A noite chegou e nos deitamos para dormir e minha cabeça simplesmente não desligou, fiquei pensando em como uma pessoa chega ao ponto de matar alguém por qualquer motivo: por homofobia, por fé numa religião, por um movimento… E não entendi, não consegui chegar à nenhuma conclusão e, enquanto meu namorado dormia, eu chorei. Chorei por que, por um momento em que fechei os olhos, eu quase podia sentir a situação: quase pude ouvir a musica alta, as pessoas dançando e no outro momento, o som dos tiros pessoas esbarrando em mim enquanto corriam desesperadas, o sangue sujando minha roupa, a dor queimando pelas minhas veias, senti os tiros abrirem buracos em minha pele e senti a vida vazar por entre meus dedos.

Senti como se fosse eu.

E por um segundo eu também me senti como um membro da SWAT, senti a arma fria em minhas mãos, congelando meus dedos, e senti o coração disparando quando arrombei a entrada do lugar e dei o tiro de misericórdia: matando o desgraçado causador de tantas mortes.

Chorei por que tudo isso que senti por poucos segundos foi mera imaginação, mas enquanto eu imaginava, as pessoas em Orlando sofriam isso de verdade, na pele, nos hospitais, no chão da boate, escondidas nos banheiros… Tudo que senti em minha mente aconteceu e isso é desesperador.

Meu namorado acordou com meus soluços e, depois de uma longa conversa e depois de conseguir me acalmar, perguntou se eu tinha medo de acontecer comigo e minha resposta imediata foi: “Eu não tenho medo de acontecer aqui, tenho medo por que já aconteceu e tenho medo por que sei que não é a última vez”.

Muitas outras boates ainda vão ser explodidas, muitas outras pessoas inocentes ainda vão ser mortas, muitas outras mães perderão os filhos, filhos perderão os pais e isso pra que? Por que alguém faria isso? – Me pergunto – Como alguém consegue se incomodar tanto com algo, com alguém, a ponto de matar, de bate, atirar?
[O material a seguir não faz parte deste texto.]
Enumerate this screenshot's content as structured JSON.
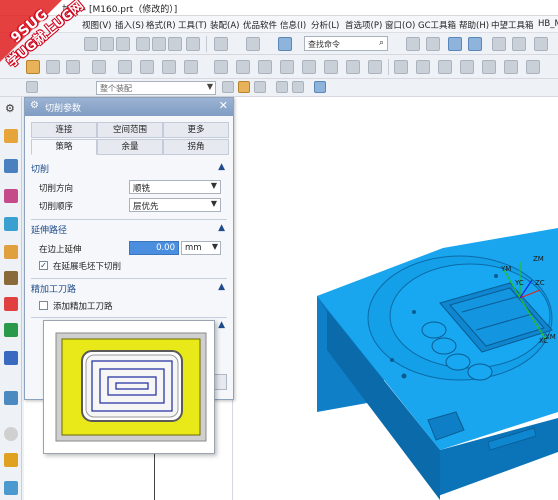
{
  "window": {
    "title": "加工 - [M160.prt（修改的）]"
  },
  "watermark": {
    "line1": "9SUG",
    "line2": "学UG就上UG网"
  },
  "menubar": {
    "items": [
      "视图(V)",
      "插入(S)",
      "格式(R)",
      "工具(T)",
      "装配(A)",
      "优品软件",
      "信息(I)",
      "分析(L)",
      "首选项(P)",
      "窗口(O)",
      "GC工具箱",
      "帮助(H)",
      "中望工具箱",
      "HB_M"
    ]
  },
  "toolbar": {
    "search_placeholder": "查找命令",
    "filter_label": "整个装配"
  },
  "dialog": {
    "title": "切削参数",
    "tabs_row1": [
      "连接",
      "空间范围",
      "更多"
    ],
    "tabs_row2": [
      "策略",
      "余量",
      "拐角"
    ],
    "active_tab": "策略",
    "section_cut": {
      "title": "切削",
      "direction_label": "切削方向",
      "direction_value": "顺铣",
      "order_label": "切削顺序",
      "order_value": "层优先"
    },
    "section_extend": {
      "title": "延伸路径",
      "extend_label": "在边上延伸",
      "extend_value": "0.00",
      "unit_value": "mm",
      "checkbox_label": "在延展毛坯下切削",
      "checkbox_checked": true
    },
    "section_finish": {
      "title": "精加工刀路",
      "checkbox_label": "添加精加工刀路",
      "checkbox_checked": false
    }
  },
  "viewport": {
    "axis_labels": [
      "ZM",
      "YM",
      "XM",
      "ZC",
      "YC",
      "XC"
    ],
    "part_color": "#1aa8f0"
  },
  "colors": {
    "accent": "#4a8ee0",
    "dialog_header": "#8aa5c9",
    "preview_fill": "#e9e91a"
  }
}
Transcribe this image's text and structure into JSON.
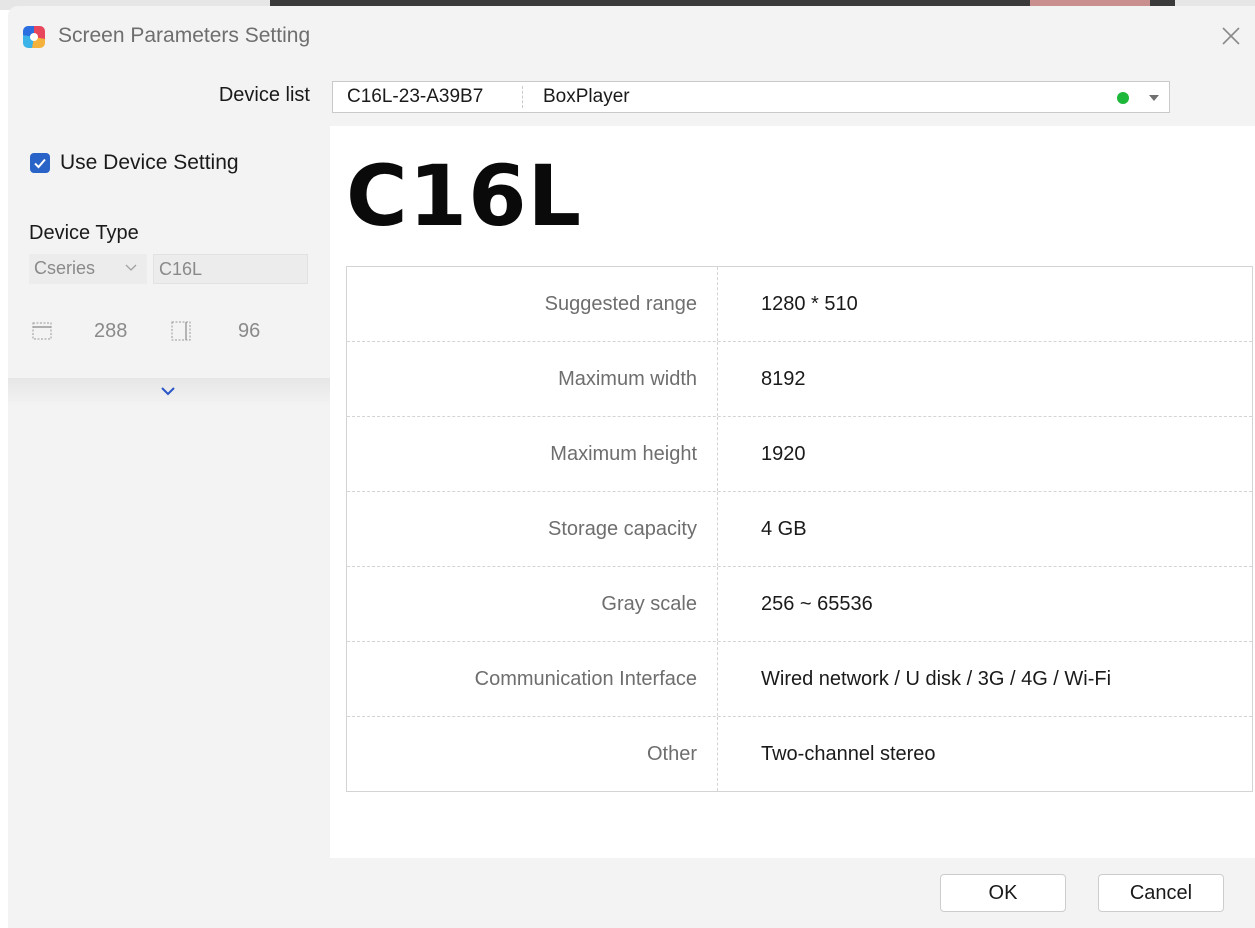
{
  "window": {
    "title": "Screen Parameters Setting"
  },
  "device_list": {
    "label": "Device list",
    "selected_id": "C16L-23-A39B7",
    "selected_name": "BoxPlayer",
    "status_color": "#1db83a"
  },
  "left_panel": {
    "use_device_setting": {
      "label": "Use Device Setting",
      "checked": true
    },
    "device_type_label": "Device Type",
    "series_value": "Cseries",
    "model_value": "C16L",
    "width_value": "288",
    "height_value": "96"
  },
  "main": {
    "model_title": "C16L",
    "specs": [
      {
        "key": "Suggested range",
        "value": "1280 * 510"
      },
      {
        "key": "Maximum width",
        "value": "8192"
      },
      {
        "key": "Maximum height",
        "value": "1920"
      },
      {
        "key": "Storage capacity",
        "value": "4 GB"
      },
      {
        "key": "Gray scale",
        "value": "256 ~ 65536"
      },
      {
        "key": "Communication Interface",
        "value": "Wired network / U disk / 3G / 4G / Wi-Fi"
      },
      {
        "key": "Other",
        "value": "Two-channel stereo"
      }
    ]
  },
  "buttons": {
    "ok": "OK",
    "cancel": "Cancel"
  },
  "colors": {
    "accent": "#2a63c7",
    "dialog_bg": "#f3f3f3"
  }
}
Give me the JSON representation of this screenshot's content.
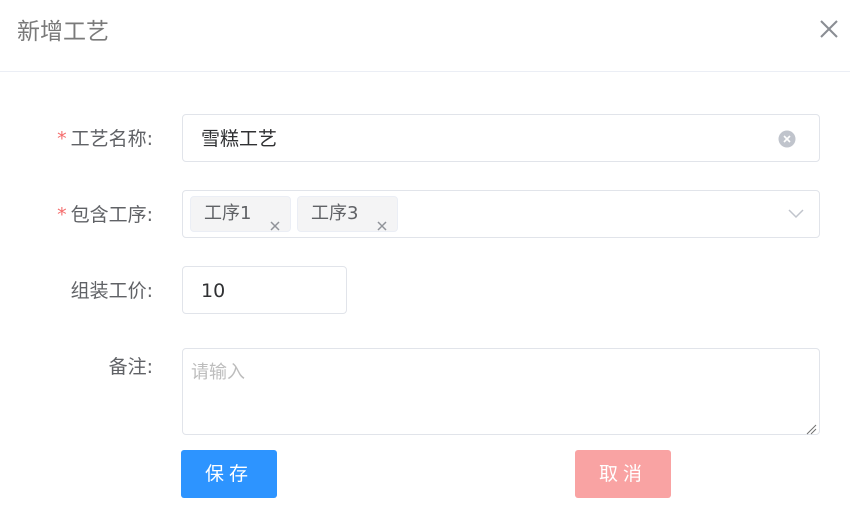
{
  "dialog": {
    "title": "新增工艺",
    "close_icon": "close-icon"
  },
  "form": {
    "name": {
      "required": true,
      "label": "工艺名称:",
      "value": "雪糕工艺",
      "clear_icon": "circle-x-icon"
    },
    "steps": {
      "required": true,
      "label": "包含工序:",
      "tags": [
        {
          "text": "工序1"
        },
        {
          "text": "工序3"
        }
      ],
      "dropdown_icon": "chevron-down-icon"
    },
    "price": {
      "required": false,
      "label": "组装工价:",
      "value": "10"
    },
    "remark": {
      "required": false,
      "label": "备注:",
      "placeholder": "请输入",
      "value": ""
    }
  },
  "actions": {
    "save_label": "保存",
    "cancel_label": "取消",
    "save_color": "#2d94ff",
    "cancel_color": "#f9a3a3"
  },
  "colors": {
    "required_mark": "#f56c6c",
    "border": "#e1e4ea"
  }
}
E então, no outro dia eu me vejo assistindo discussões na internet entre pessoas tentando decidir se foi homofobia ou não e sabe o que eu digo? Não importa. Não importa se foi homofobia, se foi racismo, se ele fez por diversão, se foi pela sua religião ou por algum movimento doentio… O que importa é que ele fez. Se abrirmos a nossa mente e pensarmos que ainda existem pessoas que literalmente morrem de fome, que tem as cabeças cerradas enquanto outras pessoas assistem ao vivo pela internet, que crianças morrem afogadas tentando fugir de guerras, que meninas e meninos são explorados para que o capitalismo lucre cada vez mais, que meninas jovens são vendidas pelas próprias famílias e obrigadas a casar-se com homens mais velhos e sofrerem agressões, estupros e serem mortas por eles e que as mortes são computadas como números na nossa sociedade poderemos perceber que ainda somos primitivos, ainda somos um pedaço de uma cultura mal feita e desrespeitosa.

Consideração, compaixão, amor e gentileza são palavras que desconhecemos, que não sabemos seus significados por completo e prova disso são os massacres que acontecem ao nosso redor diariamente e não percebemos, é o atirador que entra numa escola e mata várias crianças, é a briga no trânsito, é a moça que fura a fila, o policial e o presidente corruptos, é a bomba que explode e mata milhares de pessoas, é o frio que passam os moradores de rua: tudo isso é exemplo da nossa falta de compaixão e de união.

Ainda sinto pontadas no coração quando imagino a dor das mães que perderam os filhos, dos amigos que perderam pessoas incríveis, dos jovens que faleceram e que poderiam ter sido extraordinários e a cada hora que passa prometo a mim mesma que por onde eu passar, vou espalhar amor, vou sorrir na rua para todo mundo, vou me sentar ao lado de um estranho e perguntar como vai seu dia, prometo que nunca vou ferir ninguém: seja essa pessoa boa ou não. Vou ser humana, vou ensinar meus filhos a serem humanos e nunca, jamais, deixarei o significado de “humano” se perder na escuridão do tempo.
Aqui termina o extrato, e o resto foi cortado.